William Larson worked for ARS and its predecessor agency for 32 years before retiring in 1982 as the research leader at the Soil and Water Management Research Unit in St. Paul, Minn., and technical leader for Tillage/Residue Management Investigation.
Larson developed a theory of soil compressibility that was used in a model used around the world to describe soil compaction resulting from farm machinery wheel traffic. Also, his studies demonstrated that biosolids could be used safely in agricultural land without contaminating food products and water.
William Mengeling joined ARS in 1961 as a veterinary research virologist at the National Animal Disease Center in Ames, Iowa. During his early career, he developed a diagnostic test which was the primary test used in eradicating hog cholera from U.S. swine herds. The United States was declared free of hog cholera in 1978, saving the swine industry more than $100 million annually.
Mengeling was the first scientist to isolate porcine parvovirus from swine in the United States. He established under both laboratory and field conditions that this virus plays a role in maternal reproductive failure of swine. Mengeling's research provides a basis for enhanced understanding of several other swine diseases, including pseudorabies and porcine reproductive and respiratory syndrome (PRRS).
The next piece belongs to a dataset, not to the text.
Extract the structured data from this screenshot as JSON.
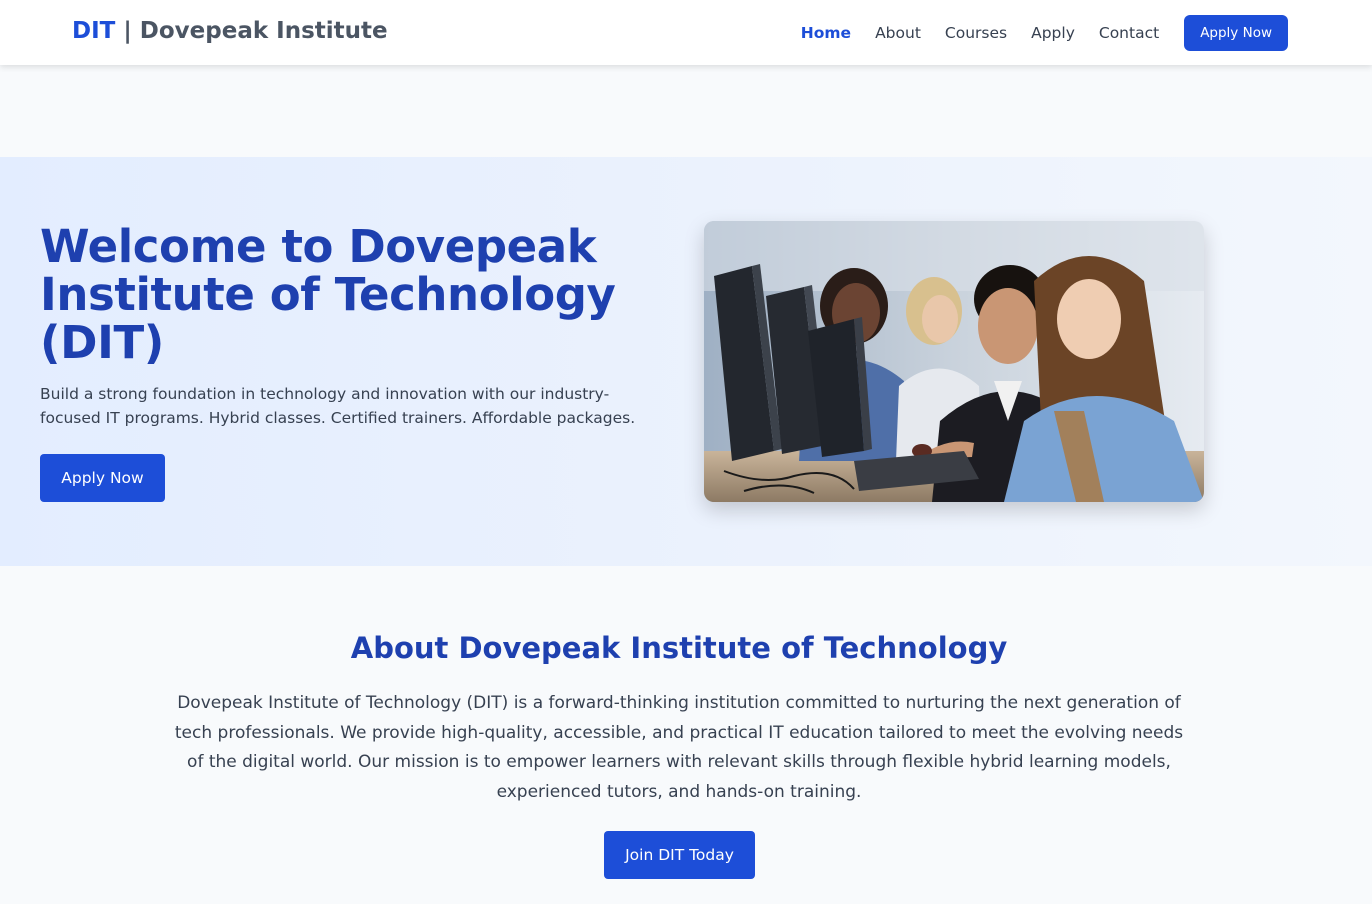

Lawrence Johnson developed a patented procedure, known worldwide as the USDA-Beltsville Sperm Sexing Technology, that is the only method validated for gender-preselection in mammals. This invention has given the livestock industry the ability to pre-select the gender of offspring in their livestock breeding herds for the first time.
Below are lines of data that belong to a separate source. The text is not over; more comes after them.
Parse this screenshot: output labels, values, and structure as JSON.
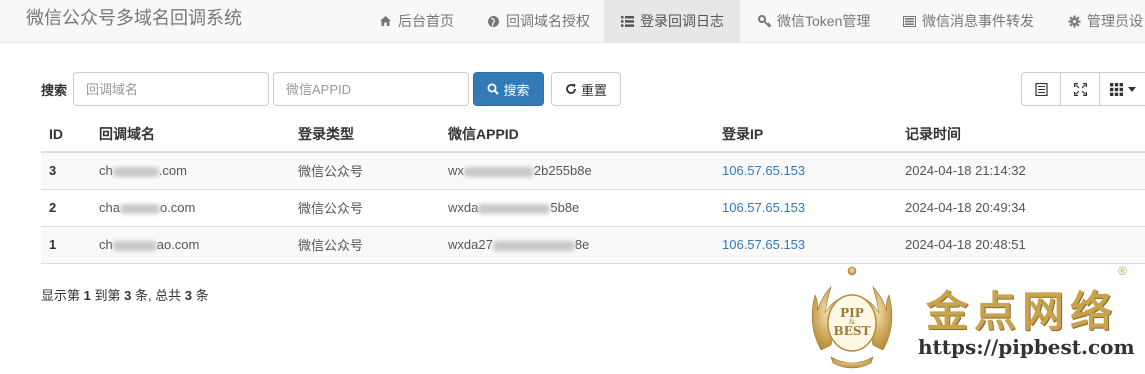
{
  "app": {
    "title": "微信公众号多域名回调系统"
  },
  "nav": [
    {
      "label": "后台首页",
      "icon": "home-icon"
    },
    {
      "label": "回调域名授权",
      "icon": "globe-icon"
    },
    {
      "label": "登录回调日志",
      "icon": "list-icon",
      "active": true
    },
    {
      "label": "微信Token管理",
      "icon": "key-icon"
    },
    {
      "label": "微信消息事件转发",
      "icon": "tasks-icon"
    },
    {
      "label": "管理员设",
      "icon": "gear-icon"
    }
  ],
  "toolbar": {
    "search_label": "搜索",
    "domain_placeholder": "回调域名",
    "appid_placeholder": "微信APPID",
    "search_button": "搜索",
    "reset_button": "重置"
  },
  "table": {
    "columns": [
      "ID",
      "回调域名",
      "登录类型",
      "微信APPID",
      "登录IP",
      "记录时间"
    ],
    "rows": [
      {
        "id": "3",
        "domain_start": "ch",
        "domain_end": ".com",
        "type": "微信公众号",
        "appid_start": "wx",
        "appid_end": "2b255b8e",
        "ip": "106.57.65.153",
        "time": "2024-04-18 21:14:32"
      },
      {
        "id": "2",
        "domain_start": "cha",
        "domain_end": "o.com",
        "type": "微信公众号",
        "appid_start": "wxda",
        "appid_end": "5b8e",
        "ip": "106.57.65.153",
        "time": "2024-04-18 20:49:34"
      },
      {
        "id": "1",
        "domain_start": "ch",
        "domain_end": "ao.com",
        "type": "微信公众号",
        "appid_start": "wxda27",
        "appid_end": "8e",
        "ip": "106.57.65.153",
        "time": "2024-04-18 20:48:51"
      }
    ]
  },
  "pagination": {
    "prefix": "显示第 ",
    "from": "1",
    "mid1": " 到第 ",
    "to": "3",
    "mid2": " 条, 总共 ",
    "total": "3",
    "suffix": " 条"
  },
  "watermark": {
    "seal_top": "PIP",
    "seal_mid": "&",
    "seal_bottom": "BEST",
    "brand": "金点网络",
    "url": "https://pipbest.com",
    "registered": "®"
  },
  "colors": {
    "primary": "#337ab7",
    "link": "#337ab7",
    "gold": "#c8a24c"
  }
}
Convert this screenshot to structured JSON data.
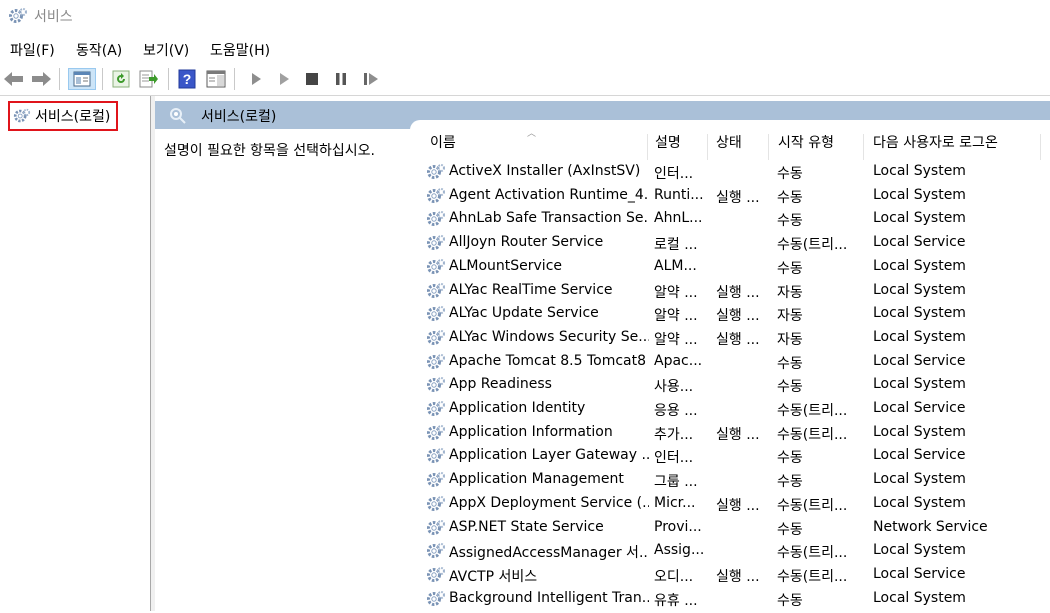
{
  "window": {
    "title": "서비스",
    "icon": "services-gear-icon"
  },
  "menu": [
    "파일(F)",
    "동작(A)",
    "보기(V)",
    "도움말(H)"
  ],
  "toolbar": {
    "buttons": [
      "back-arrow-icon",
      "forward-arrow-icon",
      "show-hide-console-tree-icon",
      "refresh-icon",
      "export-list-icon",
      "help-icon",
      "properties-pane-icon",
      "start-service-icon",
      "start-service-alt-icon",
      "stop-service-icon",
      "pause-service-icon",
      "restart-service-icon"
    ]
  },
  "tree": {
    "selected_label": "서비스(로컬)",
    "highlight_color": "#e0141b"
  },
  "right_pane": {
    "header_title": "서비스(로컬)",
    "header_color": "#aac0d8",
    "description_hint": "설명이 필요한 항목을 선택하십시오."
  },
  "columns": {
    "name": "이름",
    "description": "설명",
    "status": "상태",
    "startup": "시작 유형",
    "logon": "다음 사용자로 로그온"
  },
  "services": [
    {
      "name": "ActiveX Installer (AxInstSV)",
      "desc": "인터...",
      "status": "",
      "startup": "수동",
      "logon": "Local System"
    },
    {
      "name": "Agent Activation Runtime_4...",
      "desc": "Runti...",
      "status": "실행 ...",
      "startup": "수동",
      "logon": "Local System"
    },
    {
      "name": "AhnLab Safe Transaction Se...",
      "desc": "AhnL...",
      "status": "",
      "startup": "수동",
      "logon": "Local System"
    },
    {
      "name": "AllJoyn Router Service",
      "desc": "로컬 ...",
      "status": "",
      "startup": "수동(트리...",
      "logon": "Local Service"
    },
    {
      "name": "ALMountService",
      "desc": "ALM...",
      "status": "",
      "startup": "수동",
      "logon": "Local System"
    },
    {
      "name": "ALYac RealTime Service",
      "desc": "알약 ...",
      "status": "실행 ...",
      "startup": "자동",
      "logon": "Local System"
    },
    {
      "name": "ALYac Update Service",
      "desc": "알약 ...",
      "status": "실행 ...",
      "startup": "자동",
      "logon": "Local System"
    },
    {
      "name": "ALYac Windows Security Se...",
      "desc": "알약 ...",
      "status": "실행 ...",
      "startup": "자동",
      "logon": "Local System"
    },
    {
      "name": "Apache Tomcat 8.5 Tomcat8",
      "desc": "Apac...",
      "status": "",
      "startup": "수동",
      "logon": "Local Service"
    },
    {
      "name": "App Readiness",
      "desc": "사용...",
      "status": "",
      "startup": "수동",
      "logon": "Local System"
    },
    {
      "name": "Application Identity",
      "desc": "응용 ...",
      "status": "",
      "startup": "수동(트리...",
      "logon": "Local Service"
    },
    {
      "name": "Application Information",
      "desc": "추가...",
      "status": "실행 ...",
      "startup": "수동(트리...",
      "logon": "Local System"
    },
    {
      "name": "Application Layer Gateway ...",
      "desc": "인터...",
      "status": "",
      "startup": "수동",
      "logon": "Local Service"
    },
    {
      "name": "Application Management",
      "desc": "그룹 ...",
      "status": "",
      "startup": "수동",
      "logon": "Local System"
    },
    {
      "name": "AppX Deployment Service (...",
      "desc": "Micr...",
      "status": "실행 ...",
      "startup": "수동(트리...",
      "logon": "Local System"
    },
    {
      "name": "ASP.NET State Service",
      "desc": "Provi...",
      "status": "",
      "startup": "수동",
      "logon": "Network Service"
    },
    {
      "name": "AssignedAccessManager 서...",
      "desc": "Assig...",
      "status": "",
      "startup": "수동(트리...",
      "logon": "Local System"
    },
    {
      "name": "AVCTP 서비스",
      "desc": "오디...",
      "status": "실행 ...",
      "startup": "수동(트리...",
      "logon": "Local Service"
    },
    {
      "name": "Background Intelligent Tran...",
      "desc": "유휴 ...",
      "status": "",
      "startup": "수동",
      "logon": "Local System"
    }
  ]
}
Johnson worked in Beltsville from 1964 until his retirement in January 2000 from the Animal and Natural Resources Institute's Germplasm and Gamete Physiology Laboratory. Earlier in his career, Johnson collaborated with another ARS scientist to develop the first successful method of deep-freezing swine semen for use in the commercial artificial insemination of swine. Later, he and Dutch scientists collaborated to develop a semen extender, the Beltsville Thawing Solution, that is now used for more than 15 million inseminations of swine throughout the world each year.